Джордж с застывшей на губах улыбкой вышел на улицу. Он не был столь уж чувствительным человеком, чтобы питать к «Люксембургу» особую симпатию. Помимо всего, «Люксембург» не виноват, что Розмари захотела там покончить с собой или какой-то неизвестный решил ее там убить. «Люксембургу» решительно не повезло. Но как и многие одержимые люди, Джордж не мог расстаться с мыслью, которая преследовала его.
Он позавтракал в клубе, а потом направился на собрание директоров.
По пути в офис он зашел в телефонную будку и набрал номер Мейды Вейле. Вышел, облегченно вздохнув. Все Шло по плану.
Он возвратился в офис. Сразу же появилась Руфь.
— По поводу Виктора Дрейка.
— Да?
— Боюсь, дело скверное. Возможен уголовный процесс. Он в течение значительного времени прикарманивал деньги одной фирмы.
— Это сказал Огилви?
— Да. Я утром связалась с ним, и он позвонил нам десять минут назад.
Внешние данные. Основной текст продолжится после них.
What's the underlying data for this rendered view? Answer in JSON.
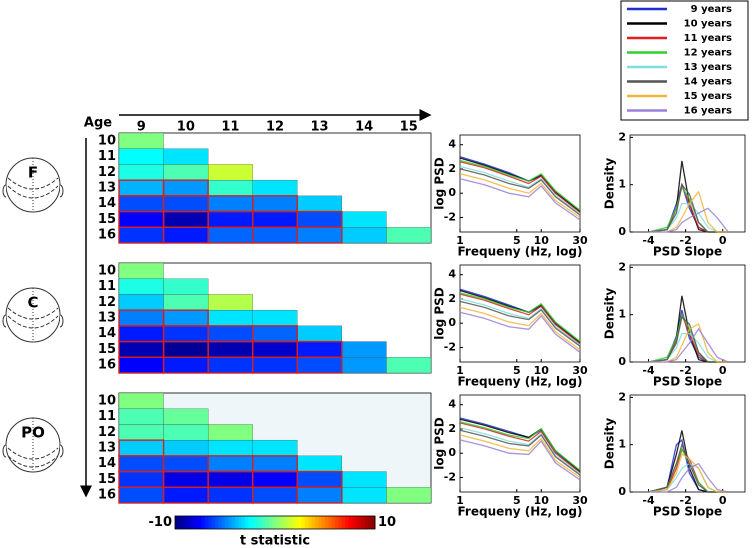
{
  "chart_data": [
    {
      "type": "heatmap",
      "region": "F",
      "xlabel": "Age",
      "categories": [
        "9",
        "10",
        "11",
        "12",
        "13",
        "14",
        "15"
      ],
      "ycategories": [
        "10",
        "11",
        "12",
        "13",
        "14",
        "15",
        "16"
      ],
      "clim": [
        -10,
        10
      ],
      "colorbar": {
        "ticks": [
          -10,
          10
        ],
        "label": "t statistic"
      },
      "values": [
        [
          0,
          null,
          null,
          null,
          null,
          null,
          null
        ],
        [
          -2.5,
          -3,
          null,
          null,
          null,
          null,
          null
        ],
        [
          -2,
          -1,
          1.5,
          null,
          null,
          null,
          null
        ],
        [
          -4,
          -4.5,
          -1.5,
          -3,
          null,
          null,
          null
        ],
        [
          -6,
          -6,
          -5,
          -5,
          -3.5,
          null,
          null
        ],
        [
          -7.5,
          -9,
          -7,
          -7,
          -6,
          -3,
          null
        ],
        [
          -6.5,
          -7,
          -5.5,
          -5.5,
          -5,
          -3.5,
          -1
        ]
      ],
      "significant": [
        [
          0,
          null,
          null,
          null,
          null,
          null,
          null
        ],
        [
          0,
          0,
          null,
          null,
          null,
          null,
          null
        ],
        [
          0,
          0,
          0,
          null,
          null,
          null,
          null
        ],
        [
          1,
          1,
          0,
          0,
          null,
          null,
          null
        ],
        [
          1,
          1,
          1,
          1,
          0,
          null,
          null
        ],
        [
          1,
          1,
          1,
          1,
          1,
          0,
          null
        ],
        [
          1,
          1,
          1,
          1,
          1,
          0,
          0
        ]
      ]
    },
    {
      "type": "line",
      "xscale": "log",
      "xlabel": "Frequeny (Hz, log)",
      "ylabel": "log PSD",
      "xlim": [
        1,
        30
      ],
      "xticks": [
        1,
        5,
        10,
        30
      ],
      "ylim": [
        -3.2,
        4.8
      ],
      "yticks": [
        -2,
        0,
        2,
        4
      ],
      "x": [
        1,
        2,
        4,
        7,
        10,
        15,
        30
      ],
      "series": [
        {
          "name": "9 years",
          "color": "#1f2fd0",
          "values": [
            3.0,
            2.4,
            1.7,
            1.0,
            1.4,
            0.0,
            -1.5
          ]
        },
        {
          "name": "10 years",
          "color": "#000000",
          "values": [
            2.9,
            2.3,
            1.6,
            1.0,
            1.5,
            0.1,
            -1.5
          ]
        },
        {
          "name": "11 years",
          "color": "#e02020",
          "values": [
            2.6,
            2.1,
            1.4,
            0.8,
            1.4,
            0.0,
            -1.6
          ]
        },
        {
          "name": "12 years",
          "color": "#2ed02e",
          "values": [
            2.7,
            2.2,
            1.5,
            1.0,
            1.6,
            0.2,
            -1.4
          ]
        },
        {
          "name": "13 years",
          "color": "#80dede",
          "values": [
            2.2,
            1.7,
            1.0,
            0.5,
            1.2,
            -0.2,
            -1.7
          ]
        },
        {
          "name": "14 years",
          "color": "#555555",
          "values": [
            2.0,
            1.5,
            0.8,
            0.4,
            1.1,
            -0.3,
            -1.8
          ]
        },
        {
          "name": "15 years",
          "color": "#f2b636",
          "values": [
            1.6,
            1.1,
            0.4,
            0.0,
            0.8,
            -0.6,
            -2.0
          ]
        },
        {
          "name": "16 years",
          "color": "#9a80d6",
          "values": [
            1.2,
            0.7,
            0.0,
            -0.3,
            0.6,
            -0.8,
            -2.2
          ]
        }
      ]
    },
    {
      "type": "density",
      "xlabel": "PSD Slope",
      "ylabel": "Density",
      "xlim": [
        -5,
        1.2
      ],
      "xticks": [
        -4,
        -2,
        0
      ],
      "ylim": [
        0,
        2.05
      ],
      "yticks": [
        0,
        1,
        2
      ],
      "x": [
        -4,
        -3,
        -2.5,
        -2.2,
        -1.8,
        -1.3,
        -0.8,
        -0.3,
        0.3
      ],
      "series": [
        {
          "values": [
            0,
            0.05,
            0.6,
            1.0,
            0.5,
            0.1,
            0,
            0,
            0
          ]
        },
        {
          "values": [
            0,
            0.05,
            0.5,
            1.5,
            0.6,
            0.05,
            0,
            0,
            0
          ]
        },
        {
          "values": [
            0,
            0.05,
            0.5,
            1.0,
            0.6,
            0.1,
            0,
            0,
            0
          ]
        },
        {
          "values": [
            0,
            0.1,
            0.5,
            0.95,
            0.7,
            0.2,
            0,
            0,
            0
          ]
        },
        {
          "values": [
            0,
            0.05,
            0.3,
            0.6,
            0.6,
            0.4,
            0.1,
            0,
            0
          ]
        },
        {
          "values": [
            0,
            0.05,
            0.4,
            1.0,
            0.8,
            0.2,
            0,
            0,
            0
          ]
        },
        {
          "values": [
            0,
            0,
            0.1,
            0.3,
            0.6,
            0.85,
            0.2,
            0,
            0
          ]
        },
        {
          "values": [
            0,
            0,
            0.05,
            0.2,
            0.3,
            0.4,
            0.5,
            0.3,
            0
          ]
        }
      ]
    },
    {
      "type": "heatmap",
      "region": "C",
      "ycategories": [
        "10",
        "11",
        "12",
        "13",
        "14",
        "15",
        "16"
      ],
      "values": [
        [
          0,
          null,
          null,
          null,
          null,
          null,
          null
        ],
        [
          -2,
          -1.5,
          null,
          null,
          null,
          null,
          null
        ],
        [
          -3.5,
          -1,
          1,
          null,
          null,
          null,
          null
        ],
        [
          -5,
          -4.5,
          -3,
          -3,
          null,
          null,
          null
        ],
        [
          -7,
          -6.5,
          -6,
          -5.5,
          -3.5,
          null,
          null
        ],
        [
          -9,
          -9.5,
          -9,
          -8.5,
          -7,
          -4.5,
          null
        ],
        [
          -7.5,
          -7,
          -6.5,
          -6.5,
          -6,
          -4.5,
          -1
        ]
      ],
      "significant": [
        [
          0,
          null,
          null,
          null,
          null,
          null,
          null
        ],
        [
          0,
          0,
          null,
          null,
          null,
          null,
          null
        ],
        [
          0,
          0,
          0,
          null,
          null,
          null,
          null
        ],
        [
          1,
          1,
          0,
          0,
          null,
          null,
          null
        ],
        [
          1,
          1,
          1,
          1,
          0,
          null,
          null
        ],
        [
          1,
          1,
          1,
          1,
          1,
          0,
          null
        ],
        [
          1,
          1,
          1,
          1,
          1,
          0,
          0
        ]
      ]
    },
    {
      "type": "line",
      "xscale": "log",
      "xlabel": "Frequeny (Hz, log)",
      "ylabel": "log PSD",
      "xlim": [
        1,
        30
      ],
      "xticks": [
        1,
        5,
        10,
        30
      ],
      "ylim": [
        -3.2,
        4.8
      ],
      "yticks": [
        -2,
        0,
        2,
        4
      ],
      "x": [
        1,
        2,
        4,
        7,
        10,
        15,
        30
      ],
      "series": [
        {
          "values": [
            2.8,
            2.2,
            1.5,
            0.9,
            1.4,
            -0.1,
            -1.6
          ]
        },
        {
          "values": [
            2.7,
            2.1,
            1.4,
            0.9,
            1.5,
            0.0,
            -1.6
          ]
        },
        {
          "values": [
            2.4,
            1.9,
            1.2,
            0.7,
            1.4,
            -0.1,
            -1.7
          ]
        },
        {
          "values": [
            2.5,
            2.0,
            1.3,
            0.9,
            1.6,
            0.1,
            -1.5
          ]
        },
        {
          "values": [
            2.0,
            1.5,
            0.8,
            0.4,
            1.2,
            -0.3,
            -1.8
          ]
        },
        {
          "values": [
            1.8,
            1.3,
            0.6,
            0.3,
            1.1,
            -0.4,
            -1.9
          ]
        },
        {
          "values": [
            1.3,
            0.8,
            0.1,
            -0.2,
            0.8,
            -0.7,
            -2.2
          ]
        },
        {
          "values": [
            0.9,
            0.4,
            -0.3,
            -0.5,
            0.6,
            -0.9,
            -2.4
          ]
        }
      ]
    },
    {
      "type": "density",
      "xlabel": "PSD Slope",
      "ylabel": "Density",
      "xlim": [
        -5,
        1.2
      ],
      "xticks": [
        -4,
        -2,
        0
      ],
      "ylim": [
        0,
        2.05
      ],
      "yticks": [
        0,
        1,
        2
      ],
      "x": [
        -4,
        -3,
        -2.5,
        -2.2,
        -1.8,
        -1.3,
        -0.8,
        -0.3,
        0.3
      ],
      "series": [
        {
          "values": [
            0,
            0.05,
            0.55,
            1.1,
            0.5,
            0.1,
            0,
            0,
            0
          ]
        },
        {
          "values": [
            0,
            0.05,
            0.5,
            1.4,
            0.6,
            0.05,
            0,
            0,
            0
          ]
        },
        {
          "values": [
            0,
            0.05,
            0.45,
            1.0,
            0.6,
            0.15,
            0,
            0,
            0
          ]
        },
        {
          "values": [
            0,
            0.1,
            0.5,
            1.0,
            0.7,
            0.2,
            0,
            0,
            0
          ]
        },
        {
          "values": [
            0,
            0.05,
            0.3,
            0.6,
            0.6,
            0.4,
            0.1,
            0,
            0
          ]
        },
        {
          "values": [
            0,
            0.05,
            0.4,
            0.95,
            0.8,
            0.2,
            0,
            0,
            0
          ]
        },
        {
          "values": [
            0,
            0,
            0.1,
            0.35,
            0.7,
            0.8,
            0.2,
            0,
            0
          ]
        },
        {
          "values": [
            0,
            0,
            0.05,
            0.2,
            0.4,
            0.7,
            0.4,
            0.1,
            0
          ]
        }
      ]
    },
    {
      "type": "heatmap",
      "region": "PO",
      "background": "#eef6f9",
      "ycategories": [
        "10",
        "11",
        "12",
        "13",
        "14",
        "15",
        "16"
      ],
      "values": [
        [
          0,
          null,
          null,
          null,
          null,
          null,
          null
        ],
        [
          -1,
          -0.5,
          null,
          null,
          null,
          null,
          null
        ],
        [
          -1,
          -1,
          0,
          null,
          null,
          null,
          null
        ],
        [
          -3.5,
          -3.5,
          -3,
          -3,
          null,
          null,
          null
        ],
        [
          -6,
          -6,
          -5,
          -5,
          -3,
          null,
          null
        ],
        [
          -6.5,
          -8,
          -8,
          -7.5,
          -6,
          -3,
          null
        ],
        [
          -6,
          -7,
          -6.5,
          -6,
          -5,
          -3,
          0
        ]
      ],
      "significant": [
        [
          0,
          null,
          null,
          null,
          null,
          null,
          null
        ],
        [
          0,
          0,
          null,
          null,
          null,
          null,
          null
        ],
        [
          0,
          0,
          0,
          null,
          null,
          null,
          null
        ],
        [
          1,
          0,
          0,
          0,
          null,
          null,
          null
        ],
        [
          1,
          1,
          1,
          1,
          0,
          null,
          null
        ],
        [
          1,
          1,
          1,
          1,
          1,
          0,
          null
        ],
        [
          1,
          1,
          1,
          1,
          1,
          0,
          0
        ]
      ]
    },
    {
      "type": "line",
      "xscale": "log",
      "xlabel": "Frequeny (Hz, log)",
      "ylabel": "log PSD",
      "xlim": [
        1,
        30
      ],
      "xticks": [
        1,
        5,
        10,
        30
      ],
      "ylim": [
        -3.2,
        4.8
      ],
      "yticks": [
        -2,
        0,
        2,
        4
      ],
      "x": [
        1,
        2,
        4,
        7,
        10,
        15,
        30
      ],
      "series": [
        {
          "values": [
            2.9,
            2.4,
            1.8,
            1.3,
            1.9,
            0.1,
            -1.5
          ]
        },
        {
          "values": [
            2.8,
            2.3,
            1.7,
            1.3,
            2.0,
            0.2,
            -1.5
          ]
        },
        {
          "values": [
            2.5,
            2.0,
            1.4,
            1.0,
            1.8,
            0.0,
            -1.6
          ]
        },
        {
          "values": [
            2.6,
            2.1,
            1.5,
            1.2,
            2.0,
            0.2,
            -1.4
          ]
        },
        {
          "values": [
            2.1,
            1.6,
            1.0,
            0.7,
            1.6,
            -0.2,
            -1.7
          ]
        },
        {
          "values": [
            1.9,
            1.4,
            0.8,
            0.6,
            1.5,
            -0.3,
            -1.8
          ]
        },
        {
          "values": [
            1.5,
            1.0,
            0.4,
            0.2,
            1.2,
            -0.6,
            -2.0
          ]
        },
        {
          "values": [
            1.1,
            0.6,
            0.0,
            -0.1,
            1.0,
            -0.8,
            -2.2
          ]
        }
      ]
    },
    {
      "type": "density",
      "xlabel": "PSD Slope",
      "ylabel": "Density",
      "xlim": [
        -5,
        1.2
      ],
      "xticks": [
        -4,
        -2,
        0
      ],
      "ylim": [
        0,
        2.05
      ],
      "yticks": [
        0,
        1,
        2
      ],
      "x": [
        -4,
        -3,
        -2.5,
        -2.2,
        -1.8,
        -1.3,
        -0.8,
        -0.3,
        0.3
      ],
      "series": [
        {
          "values": [
            0,
            0.1,
            1.0,
            1.1,
            0.4,
            0.05,
            0,
            0,
            0
          ]
        },
        {
          "values": [
            0,
            0.1,
            0.8,
            1.3,
            0.5,
            0.05,
            0,
            0,
            0
          ]
        },
        {
          "values": [
            0,
            0.05,
            0.5,
            0.9,
            0.7,
            0.2,
            0,
            0,
            0
          ]
        },
        {
          "values": [
            0,
            0.1,
            0.6,
            0.9,
            0.6,
            0.2,
            0,
            0,
            0
          ]
        },
        {
          "values": [
            0,
            0.05,
            0.3,
            0.5,
            0.6,
            0.5,
            0.1,
            0,
            0
          ]
        },
        {
          "values": [
            0,
            0.1,
            0.6,
            1.0,
            0.6,
            0.15,
            0,
            0,
            0
          ]
        },
        {
          "values": [
            0,
            0.05,
            0.4,
            0.8,
            0.7,
            0.5,
            0.1,
            0,
            0
          ]
        },
        {
          "values": [
            0,
            0,
            0.1,
            0.3,
            0.5,
            0.6,
            0.3,
            0.05,
            0
          ]
        }
      ]
    }
  ]
}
Сообщил, что Виктор ведет себя весьма нагло.
— Так и должно было быть!
— Он утверждает, что дело замнут, если деньги будут возвращены. Мистер Огилви встретился с главным партнером фирмы и, кажется, все уладил. Сумма, из-за которой идет спор, сто шестьдесят пять фунтов.
— Итак, маэстро Виктор надеется прикарманить на этой афере сто тридцать пять фунтов наличными.
— Именно так.
— Ну что ж, во всяком случае, и эту сумму мы урежем, — проговорил Джордж с довольной ухмылкой.
— Я попросила мистера Огилви действовать и уладить вопрос. Правильно?
— Лично я был бы рад увидеть этого мошенника в тюрьме — но об его матери тоже следует подумать. Глупа — а все-таки родная душа. Итак, маэстро Виктор, как всегда, выигрывает.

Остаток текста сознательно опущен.